Иногда Алеся ловила себя на неадекватном поведении: "зависала" в транспорте, допускала рассеянность на работе, дробила вечера и ночи кусками сна и бдения. И невольно задумывалась, а стоит ли шастать к Андропову так часто, может, она докучает ему? Он мрачнел и становился всё более замкнутым, немногословным. Алеся не желала вытягивать из него мысли, только ощущала смутные душевные движения, и ничего хорошего не видела.

Но однажды он решил поделиться с ней своими терзаниями. Он и раньше был склонен верить слухам и сплетням, в этом Алеся тоже узнавала себя. А теперь его мнительность только нарастала. И Юрий Владимирович рассказал о разговоре с Рыжковым, которому неожиданно позвонил накануне. Вопрос задал прямо:

- Так вы на политбюро приняли решение о замене генерально­го секретаря?

Повисла секундная пауза, собеседник явно оторопел.

- Да что вы, Юрий Владимирович, об этом и речи не было! - изумлённым тоном заверил Рыжков.

Секретарь ЦК боготворил Андропова - который, к тому же, выдвинул его на пост. Да что он в принципе мог ответить? Андропов и сам это понял через миг после вопроса и был раздосадован. Но не успокоился. Он спросил, какое материальное обеспечение ему назначат, когда отправят на пенсию. В трубке раздавалось только дыхание и растерянное боязное покашливание. Рыжков вообще не знал, что ему отвечать.

Юрий Владимирович снова начал выпытывать у Алеси, когда она пришла. Та лишь коротко отозвалась:

- Сейчас посмотрю.

Вздохнув, прикрыла глаза, сосредоточилась и процедила сквозь зубы:

- Всё чисто. Никто тебя никуда отправлять не собирается.

Но как же ей было знакомо это чувство: смесь тревоги, и жгучей досады, и бессильной злости! Невыносимо думать, что тебя списали со счетов. Особенно если все играют в молчанку. Как и у неё на работе. Наверное, партийцы везде одинаковы.

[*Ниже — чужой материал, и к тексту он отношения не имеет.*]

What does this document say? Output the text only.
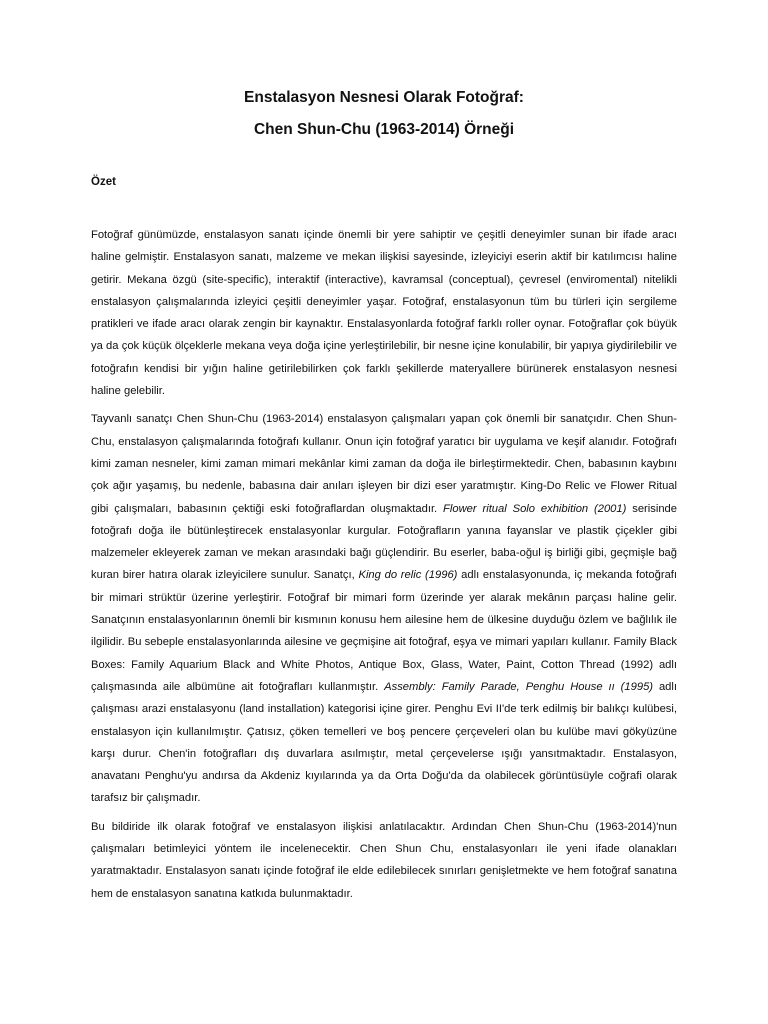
Enstalasyon Nesnesi Olarak Fotoğraf:
Chen Shun-Chu (1963-2014) Örneği
Özet

Fotoğraf günümüzde, enstalasyon sanatı içinde önemli bir yere sahiptir ve çeşitli deneyimler sunan bir ifade aracı haline gelmiştir. Enstalasyon sanatı, malzeme ve mekan ilişkisi sayesinde, izleyiciyi eserin aktif bir katılımcısı haline getirir. Mekana özgü (site-specific), interaktif (interactive), kavramsal (conceptual), çevresel (enviromental) nitelikli enstalasyon çalışmalarında izleyici çeşitli deneyimler yaşar. Fotoğraf, enstalasyonun tüm bu türleri için sergileme pratikleri ve ifade aracı olarak zengin bir kaynaktır. Enstalasyonlarda fotoğraf farklı roller oynar. Fotoğraflar çok büyük ya da çok küçük ölçeklerle mekana veya doğa içine yerleştirilebilir, bir nesne içine konulabilir, bir yapıya giydirilebilir ve fotoğrafın kendisi bir yığın haline getirilebilirken çok farklı şekillerde materyallere bürünerek enstalasyon nesnesi haline gelebilir.

Tayvanlı sanatçı Chen Shun-Chu (1963-2014) enstalasyon çalışmaları yapan çok önemli bir sanatçıdır. Chen Shun-Chu, enstalasyon çalışmalarında fotoğrafı kullanır. Onun için fotoğraf yaratıcı bir uygulama ve keşif alanıdır. Fotoğrafı kimi zaman nesneler, kimi zaman mimari mekânlar kimi zaman da doğa ile birleştirmektedir. Chen, babasının kaybını çok ağır yaşamış, bu nedenle, babasına dair anıları işleyen bir dizi eser yaratmıştır. King-Do Relic ve Flower Ritual gibi çalışmaları, babasının çektiği eski fotoğraflardan oluşmaktadır. Flower ritual Solo exhibition (2001) serisinde fotoğrafı doğa ile bütünleştirecek enstalasyonlar kurgular. Fotoğrafların yanına fayanslar ve plastik çiçekler gibi malzemeler ekleyerek zaman ve mekan arasındaki bağı güçlendirir. Bu eserler, baba-oğul iş birliği gibi, geçmişle bağ kuran birer hatıra olarak izleyicilere sunulur. Sanatçı, King do relic (1996) adlı enstalasyonunda, iç mekanda fotoğrafı bir mimari strüktür üzerine yerleştirir. Fotoğraf bir mimari form üzerinde yer alarak mekânın parçası haline gelir. Sanatçının enstalasyonlarının önemli bir kısmının konusu hem ailesine hem de ülkesine duyduğu özlem ve bağlılık ile ilgilidir. Bu sebeple enstalasyonlarında ailesine ve geçmişine ait fotoğraf, eşya ve mimari yapıları kullanır. Family Black Boxes: Family Aquarium Black and White Photos, Antique Box, Glass, Water, Paint, Cotton Thread (1992) adlı çalışmasında aile albümüne ait fotoğrafları kullanmıştır. Assembly: Family Parade, Penghu House ıı (1995) adlı çalışması arazi enstalasyonu (land installation) kategorisi içine girer. Penghu Evi II'de terk edilmiş bir balıkçı kulübesi, enstalasyon için kullanılmıştır. Çatısız, çöken temelleri ve boş pencere çerçeveleri olan bu kulübe mavi gökyüzüne karşı durur. Chen'in fotoğrafları dış duvarlara asılmıştır, metal çerçevelerse ışığı yansıtmaktadır. Enstalasyon, anavatanı Penghu'yu andırsa da Akdeniz kıyılarında ya da Orta Doğu'da da olabilecek görüntüsüyle coğrafi olarak tarafsız bir çalışmadır.

Bu bildiride ilk olarak fotoğraf ve enstalasyon ilişkisi anlatılacaktır. Ardından Chen Shun-Chu (1963-2014)'nun çalışmaları betimleyici yöntem ile incelenecektir. Chen Shun Chu, enstalasyonları ile yeni ifade olanakları yaratmaktadır. Enstalasyon sanatı içinde fotoğraf ile elde edilebilecek sınırları genişletmekte ve hem fotoğraf sanatına hem de enstalasyon sanatına katkıda bulunmaktadır.
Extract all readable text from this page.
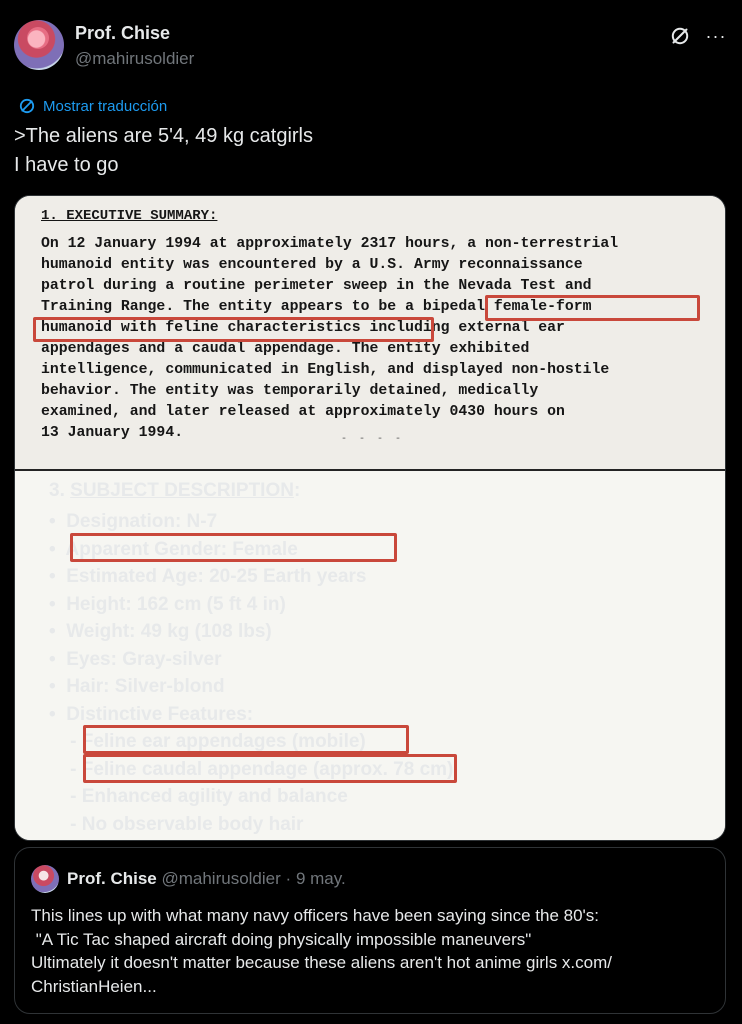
Prof. Chise
@mahirusoldier
···
Mostrar traducción
>The aliens are 5'4, 49 kg catgirls
I have to go
1. EXECUTIVE SUMMARY:
On 12 January 1994 at approximately 2317 hours, a non-terrestrial
humanoid entity was encountered by a U.S. Army reconnaissance
patrol during a routine perimeter sweep in the Nevada Test and
Training Range. The entity appears to be a bipedal female-form
humanoid with feline characteristics including external ear
appendages and a caudal appendage. The entity exhibited
intelligence, communicated in English, and displayed non-hostile
behavior. The entity was temporarily detained, medically
examined, and later released at approximately 0430 hours on
13 January 1994.	- - - -
3. SUBJECT DESCRIPTION:
•  Designation: N-7
•  Apparent Gender: Female
•  Estimated Age: 20-25 Earth years
•  Height: 162 cm (5 ft 4 in)
•  Weight: 49 kg (108 lbs)
•  Eyes: Gray-silver
•  Hair: Silver-blond
•  Distinctive Features:
- Feline ear appendages (mobile)
- Feline caudal appendage (approx. 78 cm)
- Enhanced agility and balance
- No observable body hair
Prof. Chise @mahirusoldier · 9 may.
This lines up with what many navy officers have been saying since the 80's:
"A Tic Tac shaped aircraft doing physically impossible maneuvers"
Ultimately it doesn't matter because these aliens aren't hot anime girls x.com/
ChristianHeien...
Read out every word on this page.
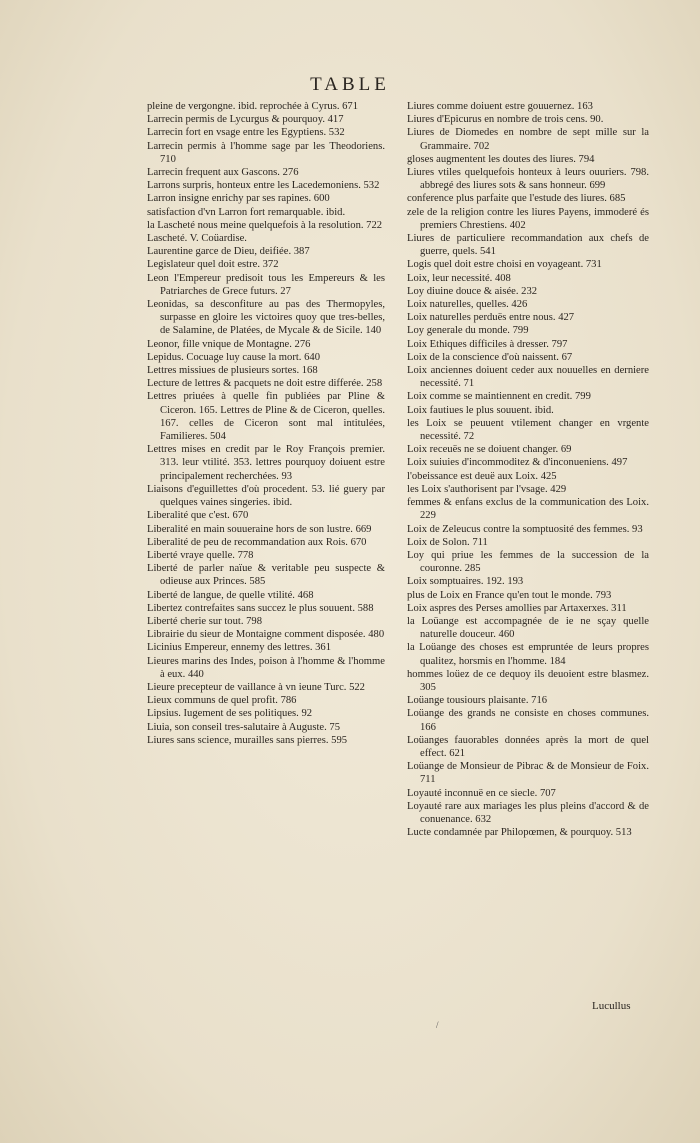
TABLE

pleine de vergongne. ibid. reprochée à Cyrus. 671

Larrecin permis de Lycurgus & pourquoy. 417

Larrecin fort en vsage entre les Egyptiens. 532

Larrecin permis à l'homme sage par les Theodoriens. 710

Larrecin frequent aux Gascons. 276

Larrons surpris, honteux entre les Lacedemoniens. 532

Larron insigne enrichy par ses rapines. 600

satisfaction d'vn Larron fort remarquable. ibid.

la Lascheté nous meine quelquefois à la resolution. 722

Lascheté. V. Coüardise.

Laurentine garce de Dieu, deifiée. 387

Legislateur quel doit estre. 372

Leon l'Empereur predisoit tous les Empereurs & les Patriarches de Grece futurs. 27

Leonidas, sa desconfiture au pas des Thermopyles, surpasse en gloire les victoires quoy que tres-belles, de Salamine, de Platées, de Mycale & de Sicile. 140

Leonor, fille vnique de Montagne. 276

Lepidus. Cocuage luy cause la mort. 640

Lettres missiues de plusieurs sortes. 168

Lecture de lettres & pacquets ne doit estre differée. 258

Lettres priuées à quelle fin publiées par Pline & Ciceron. 165. Lettres de Pline & de Ciceron, quelles. 167. celles de Ciceron sont mal intitulées, Familieres. 504

Lettres mises en credit par le Roy François premier. 313. leur vtilité. 353. lettres pourquoy doiuent estre principalement recherchées. 93

Liaisons d'eguillettes d'où procedent. 53. lié guery par quelques vaines singeries. ibid.

Liberalité que c'est. 670

Liberalité en main souueraine hors de son lustre. 669

Liberalité de peu de recommandation aux Rois. 670

Liberté vraye quelle. 778

Liberté de parler naïue & veritable peu suspecte & odieuse aux Princes. 585

Liberté de langue, de quelle vtilité. 468

Libertez contrefaites sans succez le plus souuent. 588

Liberté cherie sur tout. 798

Librairie du sieur de Montaigne comment disposée. 480

Licinius Empereur, ennemy des lettres. 361

Lieures marins des Indes, poison à l'homme & l'homme à eux. 440

Lieure precepteur de vaillance à vn ieune Turc. 522

Lieux communs de quel profit. 786

Lipsius. Iugement de ses politiques. 92

Liuia, son conseil tres-salutaire à Auguste. 75

Liures sans science, murailles sans pierres. 595

Liures comme doiuent estre gouuernez. 163

Liures d'Epicurus en nombre de trois cens. 90.

Liures de Diomedes en nombre de sept mille sur la Grammaire. 702

gloses augmentent les doutes des liures. 794

Liures vtiles quelquefois honteux à leurs ouuriers. 798. abbregé des liures sots & sans honneur. 699

conference plus parfaite que l'estude des liures. 685

zele de la religion contre les liures Payens, immoderé és premiers Chrestiens. 402

Liures de particuliere recommandation aux chefs de guerre, quels. 541

Logis quel doit estre choisi en voyageant. 731

Loix, leur necessité. 408

Loy diuine douce & aisée. 232

Loix naturelles, quelles. 426

Loix naturelles perduës entre nous. 427

Loy generale du monde. 799

Loix Ethiques difficiles à dresser. 797

Loix de la conscience d'où naissent. 67

Loix anciennes doiuent ceder aux nouuelles en derniere necessité. 71

Loix comme se maintiennent en credit. 799

Loix fautiues le plus souuent. ibid.

les Loix se peuuent vtilement changer en vrgente necessité. 72

Loix receuës ne se doiuent changer. 69

Loix suiuies d'incommoditez & d'inconueniens. 497

l'obeissance est deuë aux Loix. 425

les Loix s'authorisent par l'vsage. 429

femmes & enfans exclus de la communication des Loix. 229

Loix de Zeleucus contre la somptuosité des femmes. 93

Loix de Solon. 711

Loy qui priue les femmes de la succession de la couronne. 285

Loix somptuaires. 192. 193

plus de Loix en France qu'en tout le monde. 793

Loix aspres des Perses amollies par Artaxerxes. 311

la Loüange est accompagnée de ie ne sçay quelle naturelle douceur. 460

la Loüange des choses est empruntée de leurs propres qualitez, horsmis en l'homme. 184

hommes loüez de ce dequoy ils deuoient estre blasmez. 305

Loüange tousiours plaisante. 716

Loüange des grands ne consiste en choses communes. 166

Loüanges fauorables données après la mort de quel effect. 621

Loüange de Monsieur de Pibrac & de Monsieur de Foix. 711

Loyauté inconnuë en ce siecle. 707

Loyauté rare aux mariages les plus pleins d'accord & de conuenance. 632

Lucte condamnée par Philopœmen, & pourquoy. 513

Lucullus
/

Только иногда прорывалось раздражение. Однажды её уличили в невнимании. Михась Романовский, куратор текущего проекта, накричал на неё, видя, что уже двадцать минут упражняется в красноречии перед пустотой:

- Алеся, ты что, упоролась?! Да что с тобой не так? Ты вечно куда-то выпадаешь!

Ах, "вечно".

Мигом закипела чёрная злоба. Но Алеся не взорвалась, как обычно. Она наградила его тем самым взглядом, от которого шарахнулась Галя Черненко. Алеся не знала, что именно было в её глазах - только вложила в этот взгляд всю доступную мощь. Романовский побледнел, два раза жевнул ртом, как пойманный карп, и попятился. Она смотрела. Михась ломанулся из кабинета.